The economic terms center on a floor price of $27.7675 and a cap price of $37.0234. Because the settlement prices on November 17, 18, and 19, 2025 were above the cap, CD received cash equal to the share count times $9.2559 per share for each tranche. The indirect beneficial ownership reported declined from 18,285,867 to 17,910,867 shares, reflecting delivery of shares under the contract rather than a newly initiated trading decision. Overall, this is a structured, previously arranged transaction, so the information is best viewed as administratively important but not thesis-changing.
Insider Trade Summary
| Type | Security | Shares | Price | Value |
|---|---|---|---|---|
| Other | Variable Prepaid Forward Sale Contract (obligation to sell) | 187,500 | $0.00 | -- |
| Other | Common Stock | 187,500 | $37.0234 | $6.94M |
| Other | Variable Prepaid Forward Sale Contract (obligation to sell) | 187,500 | $0.00 | -- |
| Other | Common Stock | 187,500 | $37.0234 | $6.94M |
| Other | Variable Prepaid Forward Sale Contract (obligation to sell) | 187,500 | $0.00 | -- |
| Other | Common Stock | 187,500 | $37.0234 | $6.94M |
Footnotes (1)
- The Reporting Person is a trustee of the Carl DeSantis Revocable Trust, which owns a 99% beneficial interest in CD Financial, LLC ("CD"), the record holder of the shares which are the subject of this report.
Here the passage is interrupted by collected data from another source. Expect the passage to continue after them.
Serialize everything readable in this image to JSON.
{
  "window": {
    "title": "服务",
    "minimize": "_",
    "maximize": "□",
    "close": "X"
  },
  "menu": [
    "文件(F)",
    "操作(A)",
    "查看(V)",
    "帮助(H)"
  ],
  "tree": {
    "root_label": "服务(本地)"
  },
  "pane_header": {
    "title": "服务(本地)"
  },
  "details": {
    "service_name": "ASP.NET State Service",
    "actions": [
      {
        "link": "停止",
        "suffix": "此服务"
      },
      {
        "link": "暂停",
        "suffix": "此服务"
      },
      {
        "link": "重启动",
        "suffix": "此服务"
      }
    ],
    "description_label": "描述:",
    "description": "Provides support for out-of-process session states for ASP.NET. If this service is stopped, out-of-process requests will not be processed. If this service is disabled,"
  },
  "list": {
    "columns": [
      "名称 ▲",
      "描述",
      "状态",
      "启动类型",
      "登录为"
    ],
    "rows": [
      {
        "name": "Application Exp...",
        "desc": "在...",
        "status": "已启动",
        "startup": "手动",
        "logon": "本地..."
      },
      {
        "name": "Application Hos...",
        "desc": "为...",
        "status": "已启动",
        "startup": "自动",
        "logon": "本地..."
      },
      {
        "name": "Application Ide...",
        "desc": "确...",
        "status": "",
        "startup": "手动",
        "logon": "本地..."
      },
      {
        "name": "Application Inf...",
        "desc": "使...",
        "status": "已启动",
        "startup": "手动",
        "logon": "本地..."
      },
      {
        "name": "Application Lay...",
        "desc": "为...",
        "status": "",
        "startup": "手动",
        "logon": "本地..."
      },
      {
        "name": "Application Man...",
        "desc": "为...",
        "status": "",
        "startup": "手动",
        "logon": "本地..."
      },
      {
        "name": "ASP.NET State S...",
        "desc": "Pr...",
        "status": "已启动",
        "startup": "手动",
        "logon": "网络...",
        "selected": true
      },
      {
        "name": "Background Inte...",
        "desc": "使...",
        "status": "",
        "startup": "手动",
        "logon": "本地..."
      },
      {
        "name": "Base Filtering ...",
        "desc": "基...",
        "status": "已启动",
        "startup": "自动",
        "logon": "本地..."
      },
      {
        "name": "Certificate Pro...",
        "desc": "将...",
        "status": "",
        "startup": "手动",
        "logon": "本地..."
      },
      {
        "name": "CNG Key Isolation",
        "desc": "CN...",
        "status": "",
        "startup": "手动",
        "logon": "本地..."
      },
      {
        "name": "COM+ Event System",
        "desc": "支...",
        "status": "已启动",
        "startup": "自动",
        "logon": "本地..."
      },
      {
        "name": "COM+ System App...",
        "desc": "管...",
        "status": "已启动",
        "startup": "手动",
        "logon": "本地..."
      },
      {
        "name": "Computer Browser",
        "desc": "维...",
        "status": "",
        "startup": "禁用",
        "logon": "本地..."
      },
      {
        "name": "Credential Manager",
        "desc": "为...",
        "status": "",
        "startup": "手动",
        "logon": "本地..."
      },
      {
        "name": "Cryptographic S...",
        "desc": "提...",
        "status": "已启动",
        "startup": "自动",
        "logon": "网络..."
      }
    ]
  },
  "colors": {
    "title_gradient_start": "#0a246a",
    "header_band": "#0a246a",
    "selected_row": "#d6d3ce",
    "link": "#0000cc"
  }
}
The Reporting Person has shared voting and dispositive power with respect to such shares. On November 18, 2025, November 19, 2025, and November 20, 2025, CD settled three tranches of a prepaid variable forward sale transaction (the "VPF") entered into on November 3, 2022 with an unaffiliated third-party buyer. For these three tranches of the VPF, CD elected full physical settlement. In full physical settlement of each of these three tranches of the VPF, the contract for the VPF obligated (i) CD to deliver to the buyer 187,500 shares (adjusted for stock splits) of CELH common stock T+1 (the "Share Number") following the maturity of these tranches (occurring on November 17, 2025, November 18, 2025, and November 19, 2025), and (ii) the buyer to pay CD an amount in cash equal to: (a) if the volume-weighted average price of CELH common stock on the maturity date for the tranche (each, a "Settlement Price") was greater than $27.7675 (the "Floor Price"), but less than or equal to $37.0234 (the "Cap Price"), the product of (x) the Share Number and (y) the excess of Settlement Price over the Floor Price; and (b) if Settlement Price was greater than the Cap Price, the product of (x) the Share Number and (y) $9.2559. On each of November 17, 2025, November 18, 2025, and November 19, 2025, the Settlement Price was greater than the Cap Price. Accordingly, CD transferred to the buyer a number of CELH shares and the buyer paid CD amounts in cash determined pursuant to the formula above.
FAQ
What insider transaction did CELH report in this Form 4?
The Form 4 reports that an entity indirectly associated with director and 10% owner Dean DeSantis settled three tranches of a variable prepaid forward sale contract by delivering 187,500 shares of Celsius Holdings common stock on each of November 18, 19, and 20, 2025.
What cash consideration did CD receive when the CELH variable prepaid forward settled?
For each of the three tranches where the settlement price exceeded the $37.0234 cap price, the unaffiliated buyer paid CD Financial cash equal to the number of shares delivered for that tranche multiplied by $9.2559 per share.
How did the reported beneficial ownership in CELH change after these transactions?
After the November 18, 2025 transaction, indirect beneficial ownership was reported as 18,285,867 shares. After the November 19, 2025 transaction it was 18,098,367 shares, and after the November 20, 2025 transaction it was 17,910,867 shares.